Failure to pay enhanced shared parental leave was direct sex discrimination
16 June 2017 #Discrimination
In Ali v Capita Customer Management Ltd, a father succeeded in his claim for direct sex discrimination when he was told that shared parental pay only entitled him to 2 weeks full pay following the birth of his child and not the 14 weeks granted to women on maternity leave.
It was accepted by all that the first two weeks’ maternity pay (the compulsory element) attracted special protection (and, in any event there would be no detriment here as parental leave entitles partners to two weeks’ leave at full pay). However, Mr Ali argued that, after this time, it was the parents’ choice who had time off to care for their child and that men and women should be treated equally in this regard.
The Tribunal agreed with Mr Ali, stating that “It was not clear why any exclusivity should apply beyond the 2 weeks after the birth. In 2016, men are being encouraged to play a greater role in caring for their babies. Whether that happens in practice is a matter of choice for the parents depending on their personal circumstances but the choice made should be free of generalised assumptions that the mother is always best placed to undertake that role and should get the full pay because of that assumed exclusivity.”
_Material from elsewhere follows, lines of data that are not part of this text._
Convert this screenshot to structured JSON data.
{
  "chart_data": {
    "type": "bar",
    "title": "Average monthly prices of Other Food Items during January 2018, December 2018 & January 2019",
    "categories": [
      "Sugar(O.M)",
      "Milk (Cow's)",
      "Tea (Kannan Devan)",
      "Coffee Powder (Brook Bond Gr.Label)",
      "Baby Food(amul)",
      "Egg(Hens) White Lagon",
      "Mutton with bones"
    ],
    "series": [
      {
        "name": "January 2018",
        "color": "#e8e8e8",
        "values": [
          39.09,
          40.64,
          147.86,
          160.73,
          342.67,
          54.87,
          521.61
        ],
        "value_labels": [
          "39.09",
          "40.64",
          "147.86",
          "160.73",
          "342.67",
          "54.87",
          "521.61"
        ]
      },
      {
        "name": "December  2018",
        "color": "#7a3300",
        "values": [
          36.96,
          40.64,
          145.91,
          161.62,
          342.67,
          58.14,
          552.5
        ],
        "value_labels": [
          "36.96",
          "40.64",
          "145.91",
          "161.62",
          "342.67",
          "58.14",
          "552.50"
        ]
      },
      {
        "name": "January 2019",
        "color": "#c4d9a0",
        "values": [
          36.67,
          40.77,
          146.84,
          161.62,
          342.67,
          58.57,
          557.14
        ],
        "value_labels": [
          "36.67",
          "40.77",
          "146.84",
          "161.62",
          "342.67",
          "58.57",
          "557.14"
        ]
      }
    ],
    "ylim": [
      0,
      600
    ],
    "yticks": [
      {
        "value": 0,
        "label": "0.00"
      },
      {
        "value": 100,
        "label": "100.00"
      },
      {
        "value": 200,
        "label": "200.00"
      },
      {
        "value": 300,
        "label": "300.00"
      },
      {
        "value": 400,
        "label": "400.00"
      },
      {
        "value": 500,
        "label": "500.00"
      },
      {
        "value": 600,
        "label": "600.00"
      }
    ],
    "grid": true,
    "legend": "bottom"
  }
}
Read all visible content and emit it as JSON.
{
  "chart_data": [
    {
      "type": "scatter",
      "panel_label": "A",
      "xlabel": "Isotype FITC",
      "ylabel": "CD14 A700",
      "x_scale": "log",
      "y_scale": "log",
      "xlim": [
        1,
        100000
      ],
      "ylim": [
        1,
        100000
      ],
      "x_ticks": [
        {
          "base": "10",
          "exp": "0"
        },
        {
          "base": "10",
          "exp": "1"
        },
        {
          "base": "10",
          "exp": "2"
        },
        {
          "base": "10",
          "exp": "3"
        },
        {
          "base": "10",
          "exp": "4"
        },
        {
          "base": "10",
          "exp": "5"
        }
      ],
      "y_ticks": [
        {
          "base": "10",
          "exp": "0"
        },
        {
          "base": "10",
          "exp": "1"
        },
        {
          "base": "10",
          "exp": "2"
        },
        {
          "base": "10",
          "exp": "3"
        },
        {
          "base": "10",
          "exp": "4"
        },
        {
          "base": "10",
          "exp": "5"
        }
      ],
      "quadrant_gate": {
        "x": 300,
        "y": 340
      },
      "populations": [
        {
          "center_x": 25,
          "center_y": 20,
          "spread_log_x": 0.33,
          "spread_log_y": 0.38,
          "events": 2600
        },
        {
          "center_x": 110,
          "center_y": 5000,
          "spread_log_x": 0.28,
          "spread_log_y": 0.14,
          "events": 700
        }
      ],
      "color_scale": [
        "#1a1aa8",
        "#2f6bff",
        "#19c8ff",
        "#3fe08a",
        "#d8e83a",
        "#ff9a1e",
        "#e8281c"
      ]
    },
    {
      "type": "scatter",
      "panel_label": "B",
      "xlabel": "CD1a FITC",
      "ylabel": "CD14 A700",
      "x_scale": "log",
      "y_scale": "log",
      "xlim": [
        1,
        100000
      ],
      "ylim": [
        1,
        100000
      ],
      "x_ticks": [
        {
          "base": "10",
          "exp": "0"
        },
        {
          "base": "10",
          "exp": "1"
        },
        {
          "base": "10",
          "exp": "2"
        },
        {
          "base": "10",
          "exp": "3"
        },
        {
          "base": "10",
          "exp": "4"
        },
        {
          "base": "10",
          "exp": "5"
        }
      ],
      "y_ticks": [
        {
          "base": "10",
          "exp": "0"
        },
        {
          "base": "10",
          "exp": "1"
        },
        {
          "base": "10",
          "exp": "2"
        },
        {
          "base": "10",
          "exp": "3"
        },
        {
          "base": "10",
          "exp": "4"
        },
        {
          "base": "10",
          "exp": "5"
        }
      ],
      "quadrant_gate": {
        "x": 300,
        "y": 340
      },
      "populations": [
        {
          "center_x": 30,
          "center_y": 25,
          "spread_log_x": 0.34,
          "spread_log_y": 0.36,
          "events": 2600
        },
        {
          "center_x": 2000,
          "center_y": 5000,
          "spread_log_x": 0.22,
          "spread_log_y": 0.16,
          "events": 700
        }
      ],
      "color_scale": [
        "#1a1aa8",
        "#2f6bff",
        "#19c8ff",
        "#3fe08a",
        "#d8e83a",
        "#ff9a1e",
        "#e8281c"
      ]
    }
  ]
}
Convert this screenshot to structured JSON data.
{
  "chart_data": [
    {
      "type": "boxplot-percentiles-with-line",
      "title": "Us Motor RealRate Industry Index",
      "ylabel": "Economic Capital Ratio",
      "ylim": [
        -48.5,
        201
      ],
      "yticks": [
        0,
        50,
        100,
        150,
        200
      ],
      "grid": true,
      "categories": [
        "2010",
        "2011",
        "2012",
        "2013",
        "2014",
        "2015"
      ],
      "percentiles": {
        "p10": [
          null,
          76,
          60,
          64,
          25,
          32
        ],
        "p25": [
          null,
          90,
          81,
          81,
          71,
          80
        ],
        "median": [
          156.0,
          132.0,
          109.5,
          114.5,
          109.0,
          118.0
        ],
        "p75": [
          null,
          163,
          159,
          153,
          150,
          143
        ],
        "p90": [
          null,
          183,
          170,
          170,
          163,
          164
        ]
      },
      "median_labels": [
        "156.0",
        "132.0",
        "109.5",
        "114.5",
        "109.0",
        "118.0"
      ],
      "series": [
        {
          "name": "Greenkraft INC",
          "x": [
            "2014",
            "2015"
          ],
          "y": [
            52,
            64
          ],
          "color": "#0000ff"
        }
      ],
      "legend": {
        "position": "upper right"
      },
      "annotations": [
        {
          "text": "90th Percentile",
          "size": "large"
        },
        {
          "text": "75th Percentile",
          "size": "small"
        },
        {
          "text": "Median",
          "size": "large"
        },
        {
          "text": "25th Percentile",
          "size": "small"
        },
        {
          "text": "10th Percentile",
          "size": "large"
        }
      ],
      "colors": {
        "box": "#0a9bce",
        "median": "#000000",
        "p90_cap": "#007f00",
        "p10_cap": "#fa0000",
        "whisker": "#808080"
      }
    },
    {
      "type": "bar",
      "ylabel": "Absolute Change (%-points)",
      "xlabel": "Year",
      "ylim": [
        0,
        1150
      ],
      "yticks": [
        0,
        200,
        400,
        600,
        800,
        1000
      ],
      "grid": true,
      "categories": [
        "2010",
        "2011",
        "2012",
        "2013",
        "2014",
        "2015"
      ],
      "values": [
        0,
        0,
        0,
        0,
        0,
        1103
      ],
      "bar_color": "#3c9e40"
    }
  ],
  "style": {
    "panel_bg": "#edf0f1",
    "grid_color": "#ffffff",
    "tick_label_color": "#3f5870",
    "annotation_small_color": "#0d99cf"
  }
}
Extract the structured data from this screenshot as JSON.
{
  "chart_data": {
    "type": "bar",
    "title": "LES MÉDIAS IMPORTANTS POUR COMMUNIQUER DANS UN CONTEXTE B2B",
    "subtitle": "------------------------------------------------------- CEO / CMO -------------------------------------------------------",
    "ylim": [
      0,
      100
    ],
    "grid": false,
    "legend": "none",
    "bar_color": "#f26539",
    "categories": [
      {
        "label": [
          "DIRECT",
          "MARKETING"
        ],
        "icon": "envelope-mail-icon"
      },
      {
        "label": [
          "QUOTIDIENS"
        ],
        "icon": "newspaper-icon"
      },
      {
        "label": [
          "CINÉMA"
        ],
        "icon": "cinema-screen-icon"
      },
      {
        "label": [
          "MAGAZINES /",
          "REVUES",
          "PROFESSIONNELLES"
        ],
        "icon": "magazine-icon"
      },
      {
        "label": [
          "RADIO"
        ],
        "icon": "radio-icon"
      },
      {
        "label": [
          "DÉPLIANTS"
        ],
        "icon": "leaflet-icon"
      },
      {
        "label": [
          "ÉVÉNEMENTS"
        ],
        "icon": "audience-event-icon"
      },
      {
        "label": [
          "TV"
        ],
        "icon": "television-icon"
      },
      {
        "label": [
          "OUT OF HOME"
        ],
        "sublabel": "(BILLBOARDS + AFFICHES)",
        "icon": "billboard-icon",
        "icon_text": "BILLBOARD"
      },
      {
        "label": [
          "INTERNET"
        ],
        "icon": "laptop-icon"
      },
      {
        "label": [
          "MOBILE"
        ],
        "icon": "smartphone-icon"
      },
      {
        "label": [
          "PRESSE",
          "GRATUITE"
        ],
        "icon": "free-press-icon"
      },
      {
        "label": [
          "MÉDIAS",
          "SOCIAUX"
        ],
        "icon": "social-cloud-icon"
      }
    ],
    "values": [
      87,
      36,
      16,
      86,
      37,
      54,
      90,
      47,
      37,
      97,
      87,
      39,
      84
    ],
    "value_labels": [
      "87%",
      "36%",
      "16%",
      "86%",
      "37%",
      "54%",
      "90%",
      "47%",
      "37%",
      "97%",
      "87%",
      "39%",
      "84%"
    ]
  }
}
This case has left us with conflicting Tribunal decisions, as the earlier case of Hextall v Chief Constable of Leicestershire Police, ruled that is was not discriminatory to pay enhanced maternity pay but only statutory shared parental pay. It’s understood that both cases are being appealed and so it’s hoped that an appellate decision will clarify the position. In the meantime, employers would be wise to run a risk assessment on their policies in the event that the decision in Ali prevails.